Catalase, like most enzymes, is a protein. It is found in perixisomes, which are membrane-bound organelles of cells. Catalase has an important biological function: it catalyses the breakdown of hydrogen peroxide, a toxic substance to organisms, to water and molecular oxygen, which are both harmless and useful.


Catalase is a dumbbell shaped structure with four polypeptide chains, each containing over 500 amino acids. Catalase also has four heme groups, which are made up of protoporphyrin rings containing a single iron atom. These rings are nestled within the four chains.

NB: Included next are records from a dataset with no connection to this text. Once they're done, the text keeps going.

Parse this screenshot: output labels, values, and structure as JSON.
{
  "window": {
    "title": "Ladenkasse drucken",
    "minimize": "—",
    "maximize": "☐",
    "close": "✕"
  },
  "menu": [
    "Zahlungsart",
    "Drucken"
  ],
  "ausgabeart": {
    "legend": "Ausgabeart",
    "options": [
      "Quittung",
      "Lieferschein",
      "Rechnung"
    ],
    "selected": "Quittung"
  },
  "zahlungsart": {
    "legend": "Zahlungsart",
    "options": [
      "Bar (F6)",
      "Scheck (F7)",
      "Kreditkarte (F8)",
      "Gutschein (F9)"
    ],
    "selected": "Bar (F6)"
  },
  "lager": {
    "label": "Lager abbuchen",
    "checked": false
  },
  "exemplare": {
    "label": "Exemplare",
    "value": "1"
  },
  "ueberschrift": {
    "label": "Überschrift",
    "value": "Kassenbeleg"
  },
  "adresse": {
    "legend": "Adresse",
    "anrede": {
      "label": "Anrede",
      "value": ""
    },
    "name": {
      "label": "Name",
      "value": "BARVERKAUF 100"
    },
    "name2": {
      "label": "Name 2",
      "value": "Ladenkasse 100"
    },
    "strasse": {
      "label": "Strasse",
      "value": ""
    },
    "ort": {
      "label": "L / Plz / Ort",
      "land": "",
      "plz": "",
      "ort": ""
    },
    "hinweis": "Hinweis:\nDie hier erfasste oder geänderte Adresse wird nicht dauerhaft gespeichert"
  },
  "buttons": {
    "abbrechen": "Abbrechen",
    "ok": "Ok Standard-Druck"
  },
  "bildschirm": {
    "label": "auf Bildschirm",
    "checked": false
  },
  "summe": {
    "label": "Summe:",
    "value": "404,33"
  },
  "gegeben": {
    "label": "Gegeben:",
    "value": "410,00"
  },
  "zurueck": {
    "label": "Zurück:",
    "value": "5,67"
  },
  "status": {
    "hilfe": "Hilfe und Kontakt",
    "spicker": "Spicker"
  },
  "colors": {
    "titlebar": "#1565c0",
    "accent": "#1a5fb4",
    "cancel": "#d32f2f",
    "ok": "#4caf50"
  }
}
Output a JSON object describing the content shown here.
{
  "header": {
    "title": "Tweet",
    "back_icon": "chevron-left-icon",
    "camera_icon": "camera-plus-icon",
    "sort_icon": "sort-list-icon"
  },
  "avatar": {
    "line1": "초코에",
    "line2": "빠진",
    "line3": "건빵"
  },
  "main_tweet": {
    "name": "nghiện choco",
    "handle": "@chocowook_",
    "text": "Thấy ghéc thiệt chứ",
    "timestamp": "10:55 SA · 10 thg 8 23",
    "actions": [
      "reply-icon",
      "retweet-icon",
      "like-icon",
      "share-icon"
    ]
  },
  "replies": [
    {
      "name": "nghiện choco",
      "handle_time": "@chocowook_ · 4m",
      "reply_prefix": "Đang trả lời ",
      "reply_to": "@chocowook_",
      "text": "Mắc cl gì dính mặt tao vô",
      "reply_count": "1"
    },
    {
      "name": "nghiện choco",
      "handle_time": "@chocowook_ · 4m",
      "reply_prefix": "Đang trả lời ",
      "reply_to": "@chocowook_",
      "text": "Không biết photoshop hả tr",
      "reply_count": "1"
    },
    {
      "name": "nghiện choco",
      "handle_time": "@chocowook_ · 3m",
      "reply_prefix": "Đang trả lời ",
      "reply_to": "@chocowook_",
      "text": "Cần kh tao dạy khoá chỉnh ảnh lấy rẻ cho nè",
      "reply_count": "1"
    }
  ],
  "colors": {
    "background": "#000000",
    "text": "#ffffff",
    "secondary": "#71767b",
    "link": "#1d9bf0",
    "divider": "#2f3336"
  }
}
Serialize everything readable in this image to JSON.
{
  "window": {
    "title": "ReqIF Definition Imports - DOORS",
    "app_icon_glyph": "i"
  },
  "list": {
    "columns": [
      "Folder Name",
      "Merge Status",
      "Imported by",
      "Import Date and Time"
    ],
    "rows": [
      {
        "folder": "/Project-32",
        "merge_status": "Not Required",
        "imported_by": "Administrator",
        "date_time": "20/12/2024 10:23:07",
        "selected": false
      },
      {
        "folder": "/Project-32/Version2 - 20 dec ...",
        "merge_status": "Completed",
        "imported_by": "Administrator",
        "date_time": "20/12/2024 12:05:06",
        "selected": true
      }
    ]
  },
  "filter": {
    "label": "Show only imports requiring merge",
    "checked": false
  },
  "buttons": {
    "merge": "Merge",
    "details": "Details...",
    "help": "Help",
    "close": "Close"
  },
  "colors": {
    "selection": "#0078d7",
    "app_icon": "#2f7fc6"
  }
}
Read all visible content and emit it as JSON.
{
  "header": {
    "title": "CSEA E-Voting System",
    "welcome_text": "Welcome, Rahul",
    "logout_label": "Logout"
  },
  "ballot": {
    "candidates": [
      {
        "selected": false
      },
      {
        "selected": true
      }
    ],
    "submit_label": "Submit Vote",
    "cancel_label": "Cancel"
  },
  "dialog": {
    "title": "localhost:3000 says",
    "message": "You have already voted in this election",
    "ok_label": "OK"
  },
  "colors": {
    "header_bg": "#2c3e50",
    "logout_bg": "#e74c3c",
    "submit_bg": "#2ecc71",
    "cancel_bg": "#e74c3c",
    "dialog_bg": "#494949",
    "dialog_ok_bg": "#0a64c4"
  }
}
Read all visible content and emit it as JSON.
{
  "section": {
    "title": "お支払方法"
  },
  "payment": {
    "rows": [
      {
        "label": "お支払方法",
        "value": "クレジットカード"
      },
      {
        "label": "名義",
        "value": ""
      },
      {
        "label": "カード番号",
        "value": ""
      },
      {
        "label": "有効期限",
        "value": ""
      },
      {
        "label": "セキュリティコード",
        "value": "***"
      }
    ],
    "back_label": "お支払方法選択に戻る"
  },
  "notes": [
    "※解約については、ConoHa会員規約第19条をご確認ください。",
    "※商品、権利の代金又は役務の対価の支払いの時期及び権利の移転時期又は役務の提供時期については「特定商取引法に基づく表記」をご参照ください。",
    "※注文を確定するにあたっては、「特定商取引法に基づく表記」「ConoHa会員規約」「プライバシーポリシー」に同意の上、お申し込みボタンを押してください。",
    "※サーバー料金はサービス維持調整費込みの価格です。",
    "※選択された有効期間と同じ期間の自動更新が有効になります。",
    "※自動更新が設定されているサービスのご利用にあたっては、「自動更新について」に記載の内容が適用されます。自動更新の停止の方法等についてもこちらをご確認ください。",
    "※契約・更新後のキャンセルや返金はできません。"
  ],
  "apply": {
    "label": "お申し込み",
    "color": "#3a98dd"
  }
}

The Importance of Catalase

Hydrogen peroxide is a by-product of many biological functions of organisms. All aerobic organisms use oxygen for respiration. The reduction of oxygen into water is sometimes incomplete, and an extra electron from a metal ion can be transferred, causing the formation of peroxide. However, most of the hydrogen peroxide is created during the production of ATP in the mitochondria.

Although peroxide is toxic to living cells, the reaction to break it back down to water and oxygen happens quickly and efficiently. Catalase is known as one of the most efficient enzymes, having a turnover number close to 200,000 events/second/subunit. Without catalase to increase the rate of the reactions, hydrogen peroxide would remain, damaging cells.

Factors Affecting the Activity of Catalase

Catalase and its rate of activity are affected by many factors, including temperature, pH, salt concentration, amount of substrate and the presence of inhibitors or activators.

Temperature is an important factor in all biochemical reactions, as high temperatures cause denaturation of enzymes. As the enzyme denatures, it changes the conformation, causing the substrate to bind less efficiently, therefore decreasing the reaction. However, until that maximum temperature (which is different for each type of catalase) is reached, the reaction will increase as the temperature increases.

The pH, the measure of acidity or hydrogen ion concentration with a solution, is measured on a scale of 0-14. As a solution becomes more acidic (below 7), the enzyme can gain a hydrogen ion from the solution and as the solution becomes more basic (above 7), it can lose a hydrogen ion. Either of these extremes can reduce the rate of the reaction as it changes the chemical bonds of the catalase.

There are two types of inhibitors: non-competitive inhibitors, which bind somewhere other than the active site, and competitive inhibitors, which bind to the active site of the catalase. Copper sulphate is a known non-competitive inhibitor of catalase, and cyanide is a known inhibitor.

In general, as the amount of hydrogen peroxide increases, the rate of the reaction will also increase. However, enzymatic reactions follow the Michaelis-Menten equation, which reflects that every reaction will reach a saturation point, meaning that at some maximum reaction rate, the addition of more substrate will cease to have an effect.

Other Uses of Catalase

Because catalase is present in just about all living organisms, it is one of the most studied enzymes. This has led to scientists finding other functions for this efficient enzyme. Catalase is used to treat the inside of food wrappers. The catalase prevents oxidation and therefore helps preserve the food. Catalase is also used during the process of cold sterilisation, which is a process to preserve milk and cheese by treatment with hydrogen peroxide. The catalase is used to remove any remaining traces of the hydrogen peroxide.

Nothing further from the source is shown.